Expedia. The part that irritates me most about Expedia is you cannot use the site unless your browser accepts cookies. Since I usually have my browser configured to refuse cookies, it makes me grind my teeth to have to turn the function on just to check a flight. But otherwise, the prices returned are good, though I didn't find as many bargains as with some of the other sites. The bargains I did find required departures at weird times, and usually either on a Tuesday, Wednesday or Thursday, for obvious reasonsthese are the least popular travel days, particularly for vacation travel.

CheapTravel.com. This site, which was unfamiliar to me when I began doing research, returned more bargain flights on my test query than any other site. It also encompasses hotel and car rental reservations, just as with the better-known sites. This site is very no-frills, but many users would consider that to be a good thing after dealing with the multitude of slow-loading graphics that parade across the better-known sites.

Trip.com.
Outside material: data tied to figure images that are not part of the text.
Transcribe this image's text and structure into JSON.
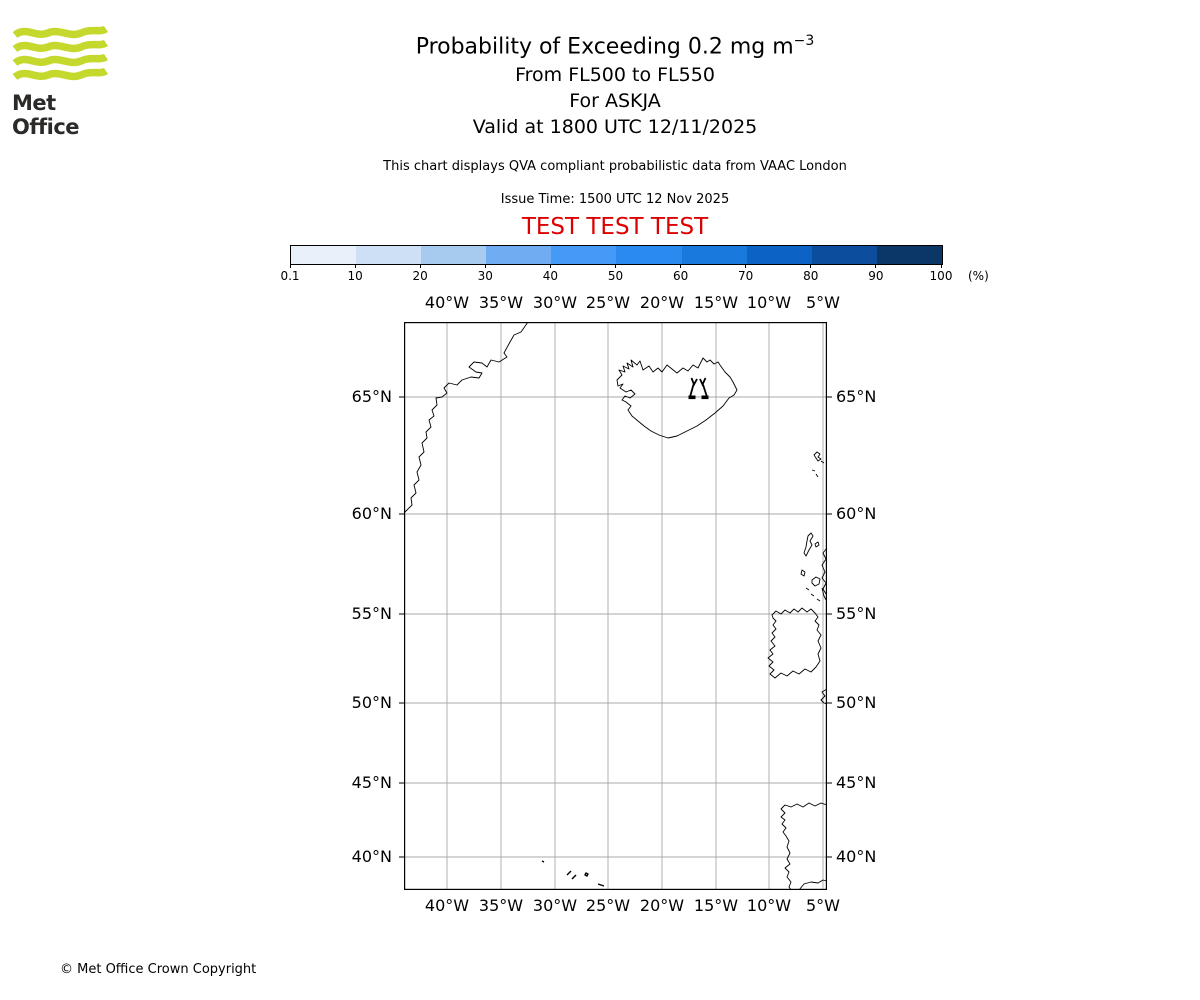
{
  "brand": {
    "name": "Met Office",
    "logo_green": "#c5d82d"
  },
  "header": {
    "title_main": "Probability of Exceeding 0.2 mg m",
    "title_sup": "−3",
    "subtitle_flight_levels": "From FL500 to FL550",
    "subtitle_volcano": "For ASKJA",
    "subtitle_valid": "Valid at 1800 UTC 12/11/2025",
    "disclaimer": "This chart displays QVA compliant probabilistic data from VAAC London",
    "issue_time": "Issue Time: 1500 UTC 12 Nov 2025",
    "test_banner": "TEST TEST TEST",
    "test_banner_color": "#dd0000"
  },
  "colorbar": {
    "tick_labels": [
      "0.1",
      "10",
      "20",
      "30",
      "40",
      "50",
      "60",
      "70",
      "80",
      "90",
      "100"
    ],
    "unit_label": "(%)",
    "segment_colors": [
      "#e8f1fa",
      "#cde0f5",
      "#a6cbee",
      "#70acf2",
      "#449af6",
      "#2a8aef",
      "#1979dd",
      "#0d63c5",
      "#0c4d9e",
      "#0b3766"
    ]
  },
  "map": {
    "lon_labels": [
      "40°W",
      "35°W",
      "30°W",
      "25°W",
      "20°W",
      "15°W",
      "10°W",
      "5°W"
    ],
    "lat_labels": [
      "65°N",
      "60°N",
      "55°N",
      "50°N",
      "45°N",
      "40°N"
    ],
    "gridline_color": "#a9a9a9",
    "coastline_color": "#000000"
  },
  "footer": {
    "copyright": "© Met Office Crown Copyright"
  }
}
This was my least favorite site. Navigation took forever, error messages popped up with surprising regularity and I didn't see many bargains under what I had paid direct from the airline.

There's an alternative on the horizon, though it may be more distant than many of us anticipated. Orbitz, a planned travel Web site being founded by a coalition of major airline companies, recently announced that it is postponing its planned autumn launch to summer 2001 to refine the site and conduct testing with users. When launched, the site will theoretically offer flight information for 30 different airlines, and has formed partnerships with rental car companies, cruise companies, restaurant reviewers and hotels.

So good luck navigating the choppy waters of online travel. Here are some tips I came up with:

  • If you find a fare you like, it wouldn't hurt to check with the toll-free reservation number to make sure they don't have something cheaper or at a more convenient time.
  • When it comes to online hotel booking, prices vary widely. Many sites will tell you that the rooms range between "$89 and $389" per night (very helpful, huh?) It may be best to continue to make hotel reservations the old-fashioned way, so you don't find yourself stuck in a room in the basement, near the boiler and just underneath the hotel gym's weightlifting room.
  • Be suspicious if the Web site doesn't have live, online help. If your travel reservations are going into a black hole, they're not likely to emerge on the other side.
  • Do look for online bargains. Most of the sites have a "special deals" link you can click to find breathtakingly cheap flights to common destinations.
  • If you have flexibility in your travel schedule, definitely go the online route. Most people have specific dates and times when they need to travel; if you don't, you'll get some terrific bargains.